Perret    31. August 2017

Und das ist das „Denkmal“ – zum Glück. Dabei sah es an den beiden Musiktheater-Abenden in der Jubiläumswoche längere Zeit so aus, als würde das Steinzeichen auf Beschluss anonymer affenartiger Entscheidungsträger eingerissen: ein leicht phlegmatischer, aber durchaus gewalttätiger Bautrupp rückte an, der sich weder von Wohltätigkeitskonzerten noch von Demonstrationen von seinem Zerstörungswerk abhalten ließ. Erst die Entdeckung einer seltenen Schneckenart machte den Abrissplänen ein Ende und so kann das Gymnasium auch den nächsten 40 Jahren mit seinem „Denkmal“ als Erkennungszeichen frohgemut entgegensehen.
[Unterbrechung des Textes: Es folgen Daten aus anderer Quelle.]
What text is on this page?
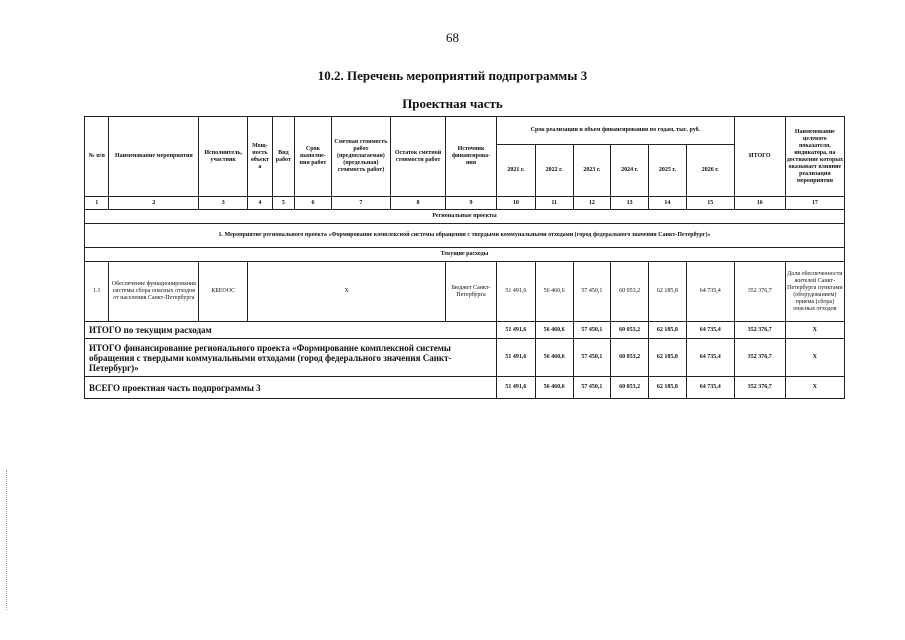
68
10.2. Перечень мероприятий подпрограммы 3
Проектная часть
№ п/п	Наименование мероприятия	Исполнитель, участник	Мощ-ность объекта	Вид работ	Срок выполне-ния работ	Сметная стоимость работ (предполагаемая) (предельная) стоимость работ)	Остаток сметной стоимости работ	Источник финансирова-ния	Срок реализации и объем финансирования по годам, тыс. руб.						ИТОГО	Наименование целевого показателя, индикатора, на достижение которых оказывает влияние реализация мероприятия
									2021 г.	2022 г.	2023 г.	2024 г.	2025 г.	2026 г.		
1	2	3	4	5	6	7	8	9	10	11	12	13	14	15	16	17
Региональные проекты																
1. Мероприятие регионального проекта «Формирование комплексной системы обращения с твердыми коммунальными отходами (город федерального значения Санкт-Петербург)»																
Текущие расходы																
1.1	Обеспечение функционирования системы сбора опасных отходов от населения Санкт-Петербурга	КБЕООС	X					Бюджет Санкт-Петербурга	51 491,6	56 460,6	57 450,1	60 053,2	62 185,8	64 735,4	352 376,7	Доля обеспеченности жителей Санкт-Петербурга пунктами (оборудованием) приема (сбора) опасных отходов
ИТОГО по текущим расходам									51 491,6	56 460,6	57 450,1	60 053,2	62 185,8	64 735,4	352 376,7	X
ИТОГО финансирование регионального проекта «Формирование комплексной системы обращения с твердыми коммунальными отходами (город федерального значения Санкт-Петербург)»									51 491,6	56 460,6	57 450,1	60 053,2	62 185,8	64 735,4	352 376,7	X
ВСЕГО проектная часть подпрограммы 3									51 491,6	56 460,6	57 450,1	60 053,2	62 185,8	64 735,4	352 376,7	X
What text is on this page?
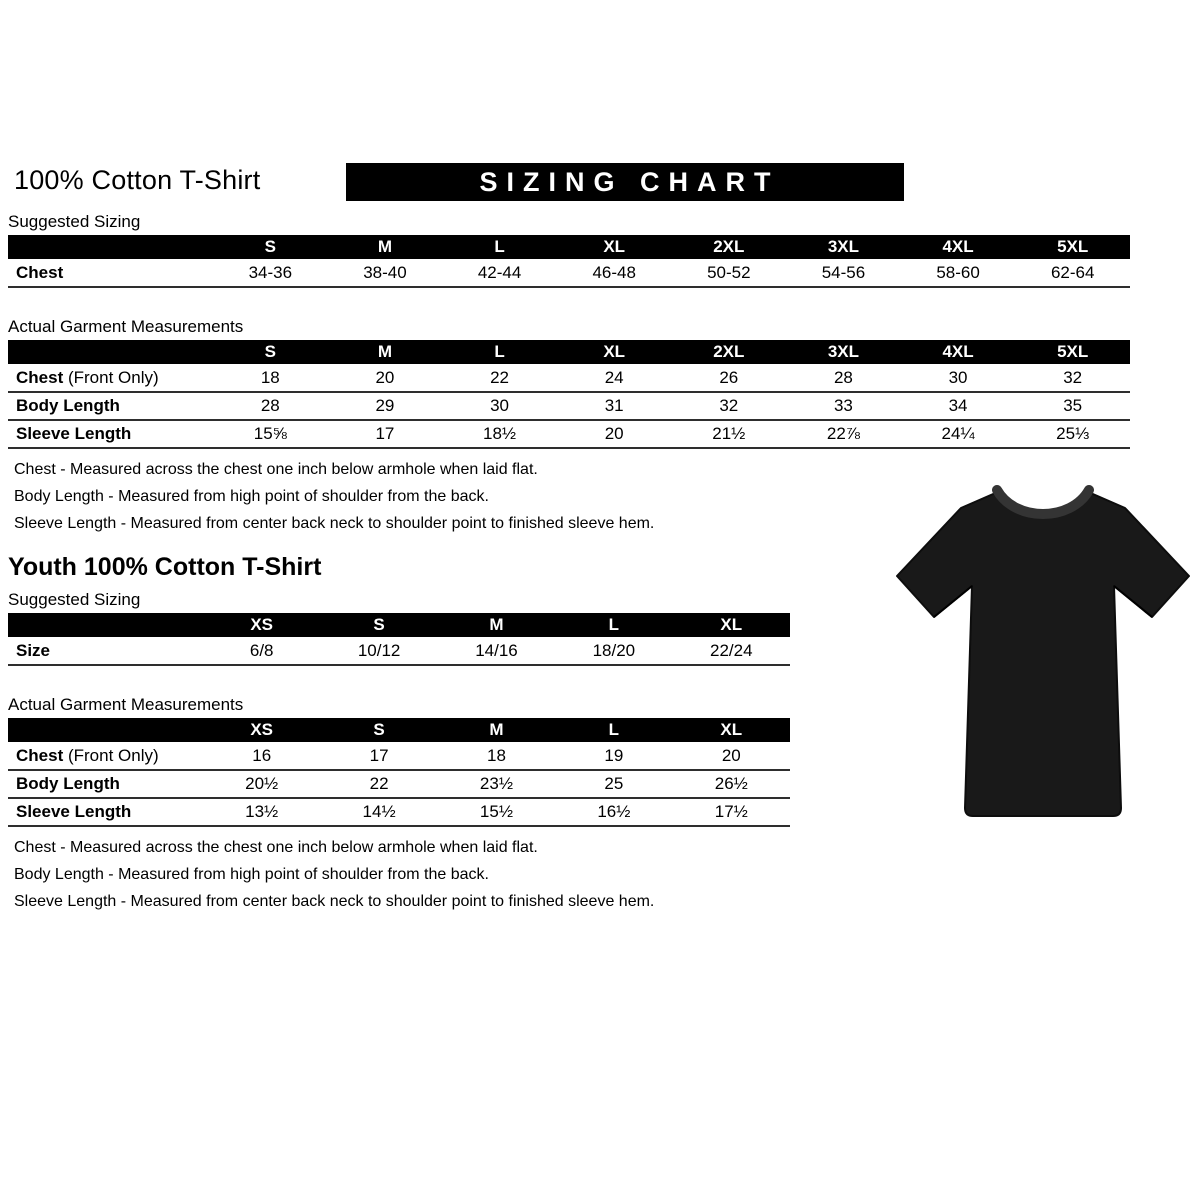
100% Cotton T-Shirt	SIZING CHART
Suggested Sizing
	S	M	L	XL	2XL	3XL	4XL	5XL
Chest	34-36	38-40	42-44	46-48	50-52	54-56	58-60	62-64
Actual Garment Measurements
	S	M	L	XL	2XL	3XL	4XL	5XL
Chest (Front Only)	18	20	22	24	26	28	30	32
Body Length	28	29	30	31	32	33	34	35
Sleeve Length	15⅝	17	18½	20	21½	22⅞	24¼	25⅓

Chest - Measured across the chest one inch below armhole when laid flat.

Body Length - Measured from high point of shoulder from the back.

Sleeve Length - Measured from center back neck to shoulder point to finished sleeve hem.

Youth 100% Cotton T-Shirt
Suggested Sizing
	XS	S	M	L	XL
Size	6/8	10/12	14/16	18/20	22/24
Actual Garment Measurements
	XS	S	M	L	XL
Chest (Front Only)	16	17	18	19	20
Body Length	20½	22	23½	25	26½
Sleeve Length	13½	14½	15½	16½	17½

Chest - Measured across the chest one inch below armhole when laid flat.

Body Length - Measured from high point of shoulder from the back.

Sleeve Length - Measured from center back neck to shoulder point to finished sleeve hem.
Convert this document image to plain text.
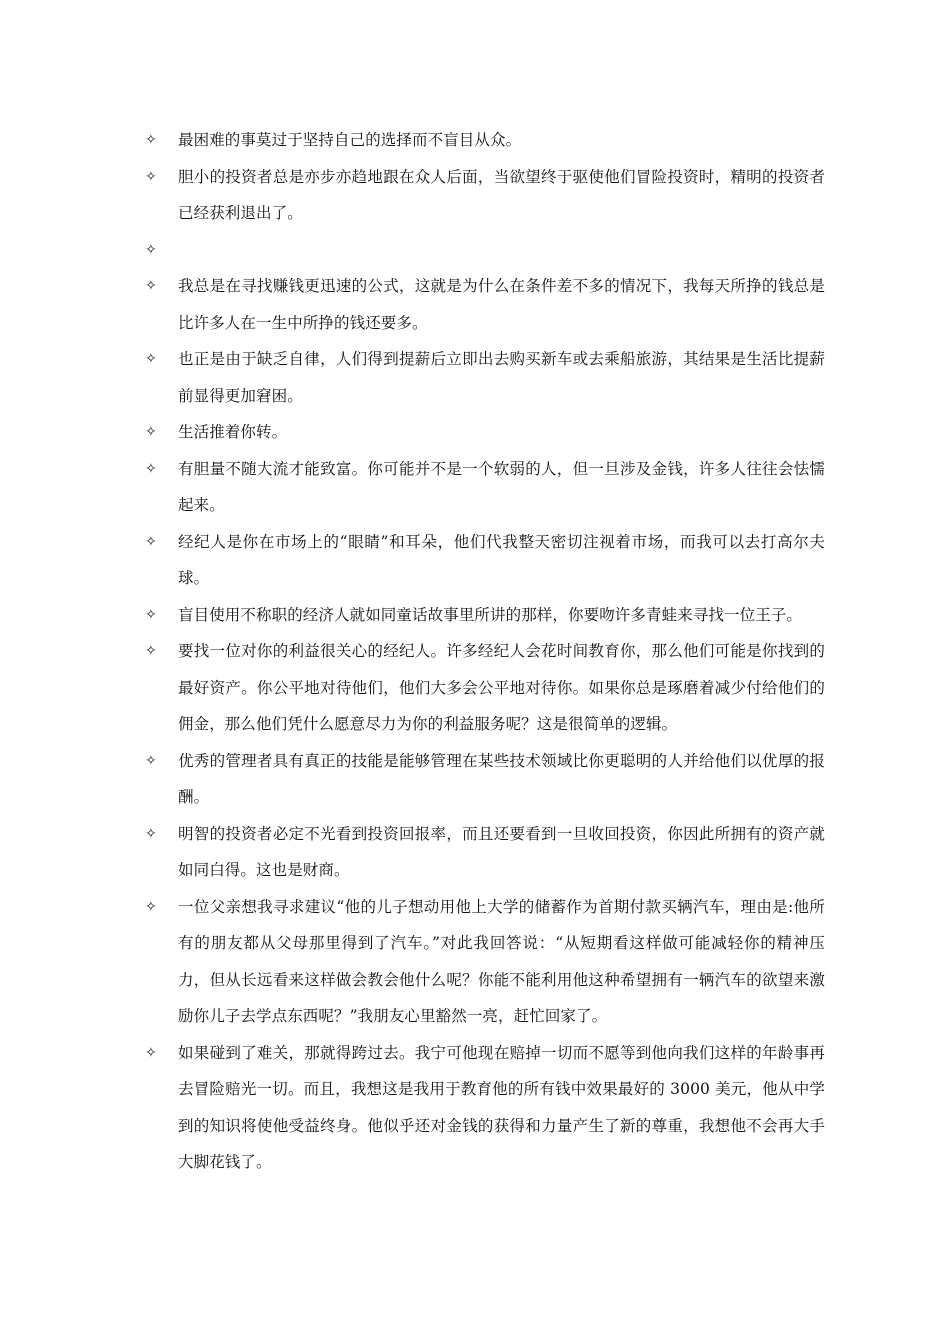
✧	最困难的事莫过于坚持自己的选择而不盲目从众。
✧	胆小的投资者总是亦步亦趋地跟在众人后面，当欲望终于驱使他们冒险投资时，精明的投资者已经获利退出了。
✧
✧	我总是在寻找赚钱更迅速的公式，这就是为什么在条件差不多的情况下，我每天所挣的钱总是比许多人在一生中所挣的钱还要多。
✧	也正是由于缺乏自律，人们得到提薪后立即出去购买新车或去乘船旅游，其结果是生活比提薪前显得更加窘困。
✧	生活推着你转。
✧	有胆量不随大流才能致富。你可能并不是一个软弱的人，但一旦涉及金钱，许多人往往会怯懦起来。
✧	经纪人是你在市场上的“眼睛”和耳朵，他们代我整天密切注视着市场，而我可以去打高尔夫球。
✧	盲目使用不称职的经济人就如同童话故事里所讲的那样，你要吻许多青蛙来寻找一位王子。
✧	要找一位对你的利益很关心的经纪人。许多经纪人会花时间教育你，那么他们可能是你找到的最好资产。你公平地对待他们，他们大多会公平地对待你。如果你总是琢磨着减少付给他们的佣金，那么他们凭什么愿意尽力为你的利益服务呢？这是很简单的逻辑。
✧	优秀的管理者具有真正的技能是能够管理在某些技术领域比你更聪明的人并给他们以优厚的报酬。
✧	明智的投资者必定不光看到投资回报率，而且还要看到一旦收回投资，你因此所拥有的资产就如同白得。这也是财商。
✧	一位父亲想我寻求建议“他的儿子想动用他上大学的储蓄作为首期付款买辆汽车，理由是:他所有的朋友都从父母那里得到了汽车。”对此我回答说：“从短期看这样做可能减轻你的精神压力，但从长远看来这样做会教会他什么呢？你能不能利用他这种希望拥有一辆汽车的欲望来激励你儿子去学点东西呢？”我朋友心里豁然一亮，赶忙回家了。
✧	如果碰到了难关，那就得跨过去。我宁可他现在赔掉一切而不愿等到他向我们这样的年龄事再去冒险赔光一切。而且，我想这是我用于教育他的所有钱中效果最好的 3000 美元，他从中学到的知识将使他受益终身。他似乎还对金钱的获得和力量产生了新的尊重，我想他不会再大手大脚花钱了。
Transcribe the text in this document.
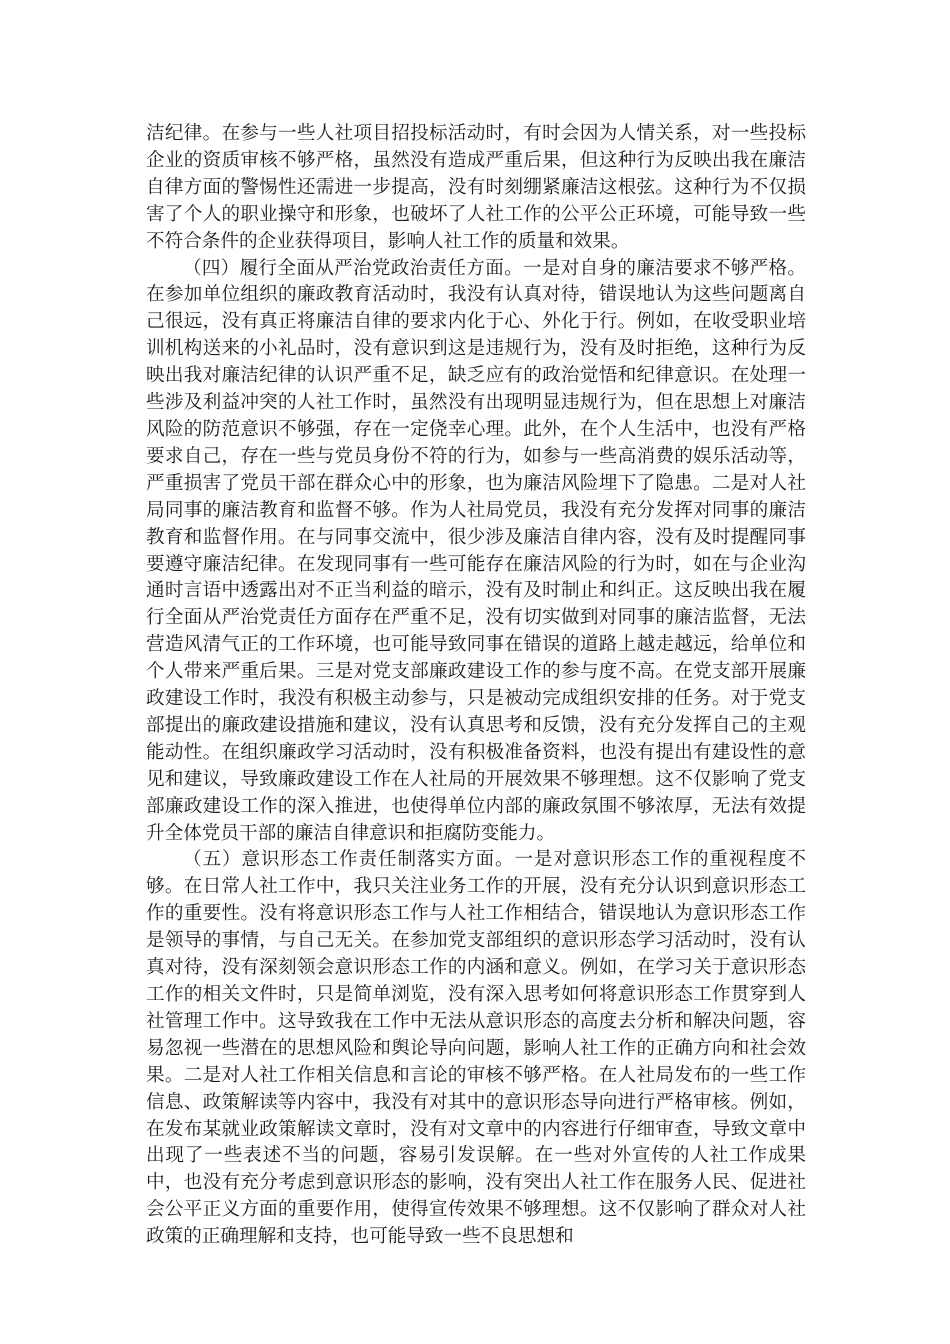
洁纪律。在参与一些人社项目招投标活动时，有时会因为人情关系，对一些投标企业的资质审核不够严格，虽然没有造成严重后果，但这种行为反映出我在廉洁自律方面的警惕性还需进一步提高，没有时刻绷紧廉洁这根弦。这种行为不仅损害了个人的职业操守和形象，也破坏了人社工作的公平公正环境，可能导致一些不符合条件的企业获得项目，影响人社工作的质量和效果。

（四）履行全面从严治党政治责任方面。一是对自身的廉洁要求不够严格。在参加单位组织的廉政教育活动时，我没有认真对待，错误地认为这些问题离自己很远，没有真正将廉洁自律的要求内化于心、外化于行。例如，在收受职业培训机构送来的小礼品时，没有意识到这是违规行为，没有及时拒绝，这种行为反映出我对廉洁纪律的认识严重不足，缺乏应有的政治觉悟和纪律意识。在处理一些涉及利益冲突的人社工作时，虽然没有出现明显违规行为，但在思想上对廉洁风险的防范意识不够强，存在一定侥幸心理。此外，在个人生活中，也没有严格要求自己，存在一些与党员身份不符的行为，如参与一些高消费的娱乐活动等，严重损害了党员干部在群众心中的形象，也为廉洁风险埋下了隐患。二是对人社局同事的廉洁教育和监督不够。作为人社局党员，我没有充分发挥对同事的廉洁教育和监督作用。在与同事交流中，很少涉及廉洁自律内容，没有及时提醒同事要遵守廉洁纪律。在发现同事有一些可能存在廉洁风险的行为时，如在与企业沟通时言语中透露出对不正当利益的暗示，没有及时制止和纠正。这反映出我在履行全面从严治党责任方面存在严重不足，没有切实做到对同事的廉洁监督，无法营造风清气正的工作环境，也可能导致同事在错误的道路上越走越远，给单位和个人带来严重后果。三是对党支部廉政建设工作的参与度不高。在党支部开展廉政建设工作时，我没有积极主动参与，只是被动完成组织安排的任务。对于党支部提出的廉政建设措施和建议，没有认真思考和反馈，没有充分发挥自己的主观能动性。在组织廉政学习活动时，没有积极准备资料，也没有提出有建设性的意见和建议，导致廉政建设工作在人社局的开展效果不够理想。这不仅影响了党支部廉政建设工作的深入推进，也使得单位内部的廉政氛围不够浓厚，无法有效提升全体党员干部的廉洁自律意识和拒腐防变能力。

（五）意识形态工作责任制落实方面。一是对意识形态工作的重视程度不够。在日常人社工作中，我只关注业务工作的开展，没有充分认识到意识形态工作的重要性。没有将意识形态工作与人社工作相结合，错误地认为意识形态工作是领导的事情，与自己无关。在参加党支部组织的意识形态学习活动时，没有认真对待，没有深刻领会意识形态工作的内涵和意义。例如，在学习关于意识形态工作的相关文件时，只是简单浏览，没有深入思考如何将意识形态工作贯穿到人社管理工作中。这导致我在工作中无法从意识形态的高度去分析和解决问题，容易忽视一些潜在的思想风险和舆论导向问题，影响人社工作的正确方向和社会效果。二是对人社工作相关信息和言论的审核不够严格。在人社局发布的一些工作信息、政策解读等内容中，我没有对其中的意识形态导向进行严格审核。例如，在发布某就业政策解读文章时，没有对文章中的内容进行仔细审查，导致文章中出现了一些表述不当的问题，容易引发误解。在一些对外宣传的人社工作成果中，也没有充分考虑到意识形态的影响，没有突出人社工作在服务人民、促进社会公平正义方面的重要作用，使得宣传效果不够理想。这不仅影响了群众对人社政策的正确理解和支持，也可能导致一些不良思想和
Musikalisch und darstellerisch prägten über 100 Schülerinnen und Schüler  aus verschiedenen Klassen, Kursen und AGs den Abend, dessen musikalische Bandbreite von Rock bis Rap reichte und der den Zuschauern in der gut besetzten Agora an beiden Abenden großen Spaß machte. Dazu gab es noch eine Diaschau mit vielen Bildern, die über die Jahre rund um das „Denkmal“ entstanden sind.  Die vielen Proben, die seit Beginn des Schuljahres eingelegt wurden, hatten sich bezahlt gemacht und alle Musiker, Darsteller und Lehrkräfte wurden mit großem Applaus belohnt.